In both cases, the #MeToo movement may have influenced the outcome. The heightened public conversation around sexual assault may have led the Cosby jurors to reject the victim-blaming arguments put forth by the defense. In Nassar’s case, additional survivors came forward after the #MeToo movement began, some of them, like Olympic medalist Simone Biles, invoking the movement explicitly. In total, more than 300 people have said Nassar abused them.

Nassar’s trial probably received more public attention than it would have if it had not taken place in the midst of #MeToo. His sentencing hearing, in which more than 100 women spoke up about the abuse they had suffered at his hands, became an iconic moment of the new #MeToo era.

“My dream,” said Olympic medalist Aly Raisman at the hearing, “is that one day everyone will know what the words ‘me, too’ signify, but they will be educated and able to protect themselves from predators like Larry so that they will never, ever, ever have to say the words, ‘me, too.’”

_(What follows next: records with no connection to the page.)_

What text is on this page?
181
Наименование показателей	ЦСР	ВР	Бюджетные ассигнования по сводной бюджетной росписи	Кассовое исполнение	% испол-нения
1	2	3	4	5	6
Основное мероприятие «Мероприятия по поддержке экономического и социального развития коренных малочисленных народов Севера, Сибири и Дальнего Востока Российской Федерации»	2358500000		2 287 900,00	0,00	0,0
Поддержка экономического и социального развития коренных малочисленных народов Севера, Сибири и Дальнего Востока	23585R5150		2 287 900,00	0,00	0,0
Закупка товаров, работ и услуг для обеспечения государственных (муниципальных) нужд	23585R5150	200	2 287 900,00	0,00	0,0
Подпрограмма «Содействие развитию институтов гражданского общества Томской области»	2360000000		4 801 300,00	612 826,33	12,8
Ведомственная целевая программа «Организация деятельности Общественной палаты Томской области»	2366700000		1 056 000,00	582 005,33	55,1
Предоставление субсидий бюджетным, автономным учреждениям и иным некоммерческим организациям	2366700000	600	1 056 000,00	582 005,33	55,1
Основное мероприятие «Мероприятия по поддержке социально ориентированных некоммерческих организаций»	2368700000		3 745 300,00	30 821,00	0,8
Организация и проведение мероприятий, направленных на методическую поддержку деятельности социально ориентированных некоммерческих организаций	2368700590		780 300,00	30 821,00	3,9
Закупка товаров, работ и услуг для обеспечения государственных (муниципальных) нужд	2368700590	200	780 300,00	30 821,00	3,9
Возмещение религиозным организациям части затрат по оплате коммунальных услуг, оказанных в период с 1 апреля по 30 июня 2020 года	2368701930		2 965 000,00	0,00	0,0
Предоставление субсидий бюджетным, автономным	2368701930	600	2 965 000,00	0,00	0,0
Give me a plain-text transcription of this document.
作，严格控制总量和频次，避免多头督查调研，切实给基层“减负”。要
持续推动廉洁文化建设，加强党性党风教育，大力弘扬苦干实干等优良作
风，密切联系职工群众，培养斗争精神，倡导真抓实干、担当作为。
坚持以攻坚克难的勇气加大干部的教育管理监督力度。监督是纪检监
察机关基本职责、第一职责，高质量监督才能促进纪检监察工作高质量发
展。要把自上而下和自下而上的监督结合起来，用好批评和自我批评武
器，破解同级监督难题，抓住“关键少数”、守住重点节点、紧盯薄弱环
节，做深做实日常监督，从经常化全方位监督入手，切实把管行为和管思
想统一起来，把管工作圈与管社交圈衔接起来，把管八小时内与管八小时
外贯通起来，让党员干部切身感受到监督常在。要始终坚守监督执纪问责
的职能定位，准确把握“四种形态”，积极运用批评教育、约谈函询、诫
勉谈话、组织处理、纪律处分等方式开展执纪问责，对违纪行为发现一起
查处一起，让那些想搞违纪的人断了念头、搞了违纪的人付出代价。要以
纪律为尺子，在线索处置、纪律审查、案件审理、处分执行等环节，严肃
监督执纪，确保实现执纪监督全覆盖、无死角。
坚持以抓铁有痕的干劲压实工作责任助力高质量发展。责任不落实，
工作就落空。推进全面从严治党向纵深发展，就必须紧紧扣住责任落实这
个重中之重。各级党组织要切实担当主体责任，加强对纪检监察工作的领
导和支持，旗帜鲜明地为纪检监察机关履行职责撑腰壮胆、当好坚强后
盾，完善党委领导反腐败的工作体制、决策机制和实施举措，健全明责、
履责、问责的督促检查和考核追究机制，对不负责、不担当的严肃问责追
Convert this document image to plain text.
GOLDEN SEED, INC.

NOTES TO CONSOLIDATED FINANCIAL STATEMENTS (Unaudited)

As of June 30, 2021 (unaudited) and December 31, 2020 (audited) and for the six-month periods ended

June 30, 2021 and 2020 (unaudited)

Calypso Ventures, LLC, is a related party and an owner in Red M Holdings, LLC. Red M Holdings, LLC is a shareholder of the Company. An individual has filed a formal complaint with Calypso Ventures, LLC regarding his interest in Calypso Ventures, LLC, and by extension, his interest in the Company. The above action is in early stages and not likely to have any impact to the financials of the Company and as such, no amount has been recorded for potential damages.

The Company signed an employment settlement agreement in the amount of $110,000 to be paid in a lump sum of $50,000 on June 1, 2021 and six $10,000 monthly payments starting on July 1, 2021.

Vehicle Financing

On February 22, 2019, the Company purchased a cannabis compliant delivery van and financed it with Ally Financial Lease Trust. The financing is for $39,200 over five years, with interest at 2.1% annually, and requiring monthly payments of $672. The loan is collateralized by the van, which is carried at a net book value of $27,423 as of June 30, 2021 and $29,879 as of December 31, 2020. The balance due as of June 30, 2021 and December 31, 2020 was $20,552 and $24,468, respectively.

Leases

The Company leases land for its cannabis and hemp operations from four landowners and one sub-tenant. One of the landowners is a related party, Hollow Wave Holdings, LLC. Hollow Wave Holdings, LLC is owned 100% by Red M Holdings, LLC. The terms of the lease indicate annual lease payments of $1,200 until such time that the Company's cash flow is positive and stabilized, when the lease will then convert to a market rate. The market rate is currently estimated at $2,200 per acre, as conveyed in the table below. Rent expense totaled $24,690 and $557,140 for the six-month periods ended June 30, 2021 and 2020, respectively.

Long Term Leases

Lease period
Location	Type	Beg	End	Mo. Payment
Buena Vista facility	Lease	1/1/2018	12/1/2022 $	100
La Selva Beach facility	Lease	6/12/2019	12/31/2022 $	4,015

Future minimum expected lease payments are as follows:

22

It’s no surprise that the first trials of the #MeToo era had roots stretching back long before

Still, in important ways, both Nassar’s and Cosby’s cases predated #MeToo. It’s not surprising that the first high-profile sentencings of the #MeToo era have their roots in an earlier time. The criminal justice system moves slowly and has never been particularly good at prosecuting sexual assault cases, especially those involving wealthy, high-profile defendants.

When model Ambra Battilana Gutierrez reported in 2015 that producer Harvey Weinstein had grabbed her breasts and tried to reach up her skirt during a meeting, Manhattan District Attorney Cyrus Vance declined to prosecute the case. A few months later, Weinstein’s lawyer David Boies donated $10,000 to Vance’s reelection campaign.

In March 2018, when the #MeToo movement was in full swing, New York Gov. Andrew Cuomo called for an investigation into the handling of the Weinstein case. But in the summer, according to Capital & Main, Cuomo suspended the investigation — around the same time that Boies’s firm donated $25,000 to his campaign. The governor’s office has said the suspension had nothing to do with the donation and was an effort to keep from interfering with the current criminal case against Weinstein. But as Albert Samaha of BuzzFeed pointed out, that case could go on for years — and so could the suspension.

Powerful men have long been able to evade consequences when it comes to illicit sex and sexual misconduct. That might be changing thanks to #MeToo, but at least when it comes to criminal prosecution, it’s changing slowly. We have yet to see the first high-profile #MeToo trial — the first powerful person accused, tried, and convicted during the movement.

Such a trial might be coming. Weinstein was indicted in May on rape charges and in July on three additional sexual misconduct charges, two of which carry a life sentence. He has pleaded not guilty, and a trial date has not yet been set.

Women’s accounts of sexual harassment and assault by Weinstein kicked off the current phase of the #MeToo movement, and he has become symbolic of everything that movement seeks to combat: not just sexual misconduct but abuse of power and the use of wealth and connections to avoid any repercussions. The movement has unquestionably changed the public conversation around sexual harassment and assault. When and if his case goes to trial, we’ll find out how much the criminal justice system has changed.